The NJCCIC works to strengthen relationships with the business community “beyond the traditional channels,” which typically don’t provide timely information to smaller firms. For example, large telecommunications companies like Verizon share information on threats weekly, Weinstein said, but they don’t make the information available to wider business community.
Over the past 17 months, the cell has published briefs on denial-of-service attacks, ransomware and web application vulnerabilities, along with recommendations for next steps.
Weekly bulletins contain information on threats and malicious activity targeting networks in New Jersey. Relevant threat alerts and data breach notifications are also sent out via email blasts.
Threat profiles on the NJCCIC website give businesses information on known Android and iOS malware, botnets, exploit kits, point-of-service malware, ransomware and Trojan variants.
States fusion centers are required to share information with the DHS’ National Cybersecurity and Communications Integration Center, but Weinstein said his hope is for other states to adopt New Jersey’s model to share information with their local business communities as well.

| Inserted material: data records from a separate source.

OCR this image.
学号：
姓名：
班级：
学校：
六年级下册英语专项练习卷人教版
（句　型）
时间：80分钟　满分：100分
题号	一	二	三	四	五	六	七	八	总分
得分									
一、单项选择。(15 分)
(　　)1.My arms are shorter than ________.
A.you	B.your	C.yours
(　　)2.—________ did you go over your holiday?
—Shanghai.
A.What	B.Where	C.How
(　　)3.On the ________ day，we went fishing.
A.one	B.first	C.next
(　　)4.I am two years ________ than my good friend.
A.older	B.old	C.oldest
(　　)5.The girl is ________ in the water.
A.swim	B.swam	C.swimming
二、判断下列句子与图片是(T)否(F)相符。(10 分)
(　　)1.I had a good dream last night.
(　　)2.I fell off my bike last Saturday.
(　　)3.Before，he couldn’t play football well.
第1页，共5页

As the head of the New Jersey Office of Information Technology, Weinstein is responsible for monitoring networks at 1,400 locations across the state. But his goal is to bring even more “hyperlocal and non-vertically aligned institutions” into the state’s information sharing hub.
“We digest a lot of information on threats on a daily basis that can serve as a valuable collection apparatus for New Jersey, small businesses and the federal government in some cases,” Weinstein said. “We need to multiply this model across states and other common areas of interest … to standardize the form in which the data is shared.”
The NJCCIC is in the process of exploring how machine learning can help to share actionable cyber threat information.
“Some of those [information sharing] efforts are currently automated, and others are manually intensive,” Weinstein told GCN after the panel. By eliminating some of “noise” in the cyber threat information, he said, we can “bring it down into something that can actually be analyzed and made sense of.”